I’m tired of hearing all the doom and gloom about higher education… especially the liberal arts. You can’t pick up a paper nowadays without someone questioning whether a college degree is worth the price.
We’re in an incredibly complex world with complex problems. It seems like that would beg for more – not less – education. But not just any education, one that teaches you how to think, really think, and solve complex problems. At the same time, your education needs to provide you with practical, hands on, relevant learning that you can draw on in life after college.
You see, learning “things” isn’t enough. Learning “things” requires those “things” to be a part of your job if your education is to be valuable in doing your job. But in this complex world, we don’t always know what those “things” are in advance. The ever-changing global landscape creates new problems daily and the ones who will be prepared to solve those problems are the ones who can think creatively and are constantly training their minds to adapt.
Corporate America gets it. Executive education is booming because businesses realize if they are to be competitive their people need to learn continually. And they need to learn in a space that provides a blend of academics and reality.
Wofford gets it too. The Mungo Center bridges the theoretical and the practical by teaching relevant topics that complement students’ academic foundation. Our consulting, entrepreneurship, and Success Initiative programs leverage design thinking, leadership, negotiation skills, professional speaking, and a myriad of other hands-on experiences to prepare students for life outside the classroom.
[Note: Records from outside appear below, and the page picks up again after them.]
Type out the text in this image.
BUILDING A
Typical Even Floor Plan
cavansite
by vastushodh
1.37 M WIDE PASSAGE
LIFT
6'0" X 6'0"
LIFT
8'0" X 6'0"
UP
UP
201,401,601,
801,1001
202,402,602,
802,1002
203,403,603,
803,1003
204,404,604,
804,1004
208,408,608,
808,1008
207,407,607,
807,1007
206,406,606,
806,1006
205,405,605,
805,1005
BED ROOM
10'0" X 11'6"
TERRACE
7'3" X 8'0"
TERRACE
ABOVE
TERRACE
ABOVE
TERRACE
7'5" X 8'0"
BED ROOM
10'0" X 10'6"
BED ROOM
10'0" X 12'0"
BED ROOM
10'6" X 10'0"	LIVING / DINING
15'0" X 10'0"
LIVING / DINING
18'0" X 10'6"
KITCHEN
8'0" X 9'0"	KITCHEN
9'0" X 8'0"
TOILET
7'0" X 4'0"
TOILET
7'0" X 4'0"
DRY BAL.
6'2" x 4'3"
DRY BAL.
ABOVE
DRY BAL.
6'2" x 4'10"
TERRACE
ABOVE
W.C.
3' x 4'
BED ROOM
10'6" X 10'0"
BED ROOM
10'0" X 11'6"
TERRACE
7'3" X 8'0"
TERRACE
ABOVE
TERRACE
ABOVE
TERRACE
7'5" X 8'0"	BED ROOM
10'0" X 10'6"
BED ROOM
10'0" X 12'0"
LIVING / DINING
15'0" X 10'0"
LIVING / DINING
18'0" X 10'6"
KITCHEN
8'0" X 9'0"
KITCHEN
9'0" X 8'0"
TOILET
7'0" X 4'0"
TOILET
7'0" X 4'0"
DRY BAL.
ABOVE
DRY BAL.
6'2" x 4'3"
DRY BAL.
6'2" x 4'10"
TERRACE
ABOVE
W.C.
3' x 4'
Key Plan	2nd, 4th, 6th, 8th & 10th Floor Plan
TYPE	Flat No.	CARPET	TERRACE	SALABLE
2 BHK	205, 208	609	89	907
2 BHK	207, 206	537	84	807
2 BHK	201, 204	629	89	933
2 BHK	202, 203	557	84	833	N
The Mungo Center team has experienced the real world on a global scale, and we bring our experiences to students. Although it’s more accurate to say we place our students in those experiences. It’s this type of creativity in program development that higher education needs if it is going to fulfill its promise of preparing young people for the future.
So, I’m going to step out on a limb here and proclaim, Yes! A college degree IS worth the price.
Just make sure you get your degree from a school that understands the need to balance the theoretical and the practical.
Well said. It is clear that many Liberal Arts Colleges 'get' the need for practical knowledge and skills. It is a shame they get lumped into one bucket of assumptions.
For me more important than anything else is the ability and the comfort of being a "life long learner." When you get out of college you don't have to know everything, but you do have to have the skills necessary to learn new things (theoretical or practical). It is OK out here in the real world to say "I don't know" as long as you follow it up with "but I'm going to find out." The skills you develop are the skills to learn.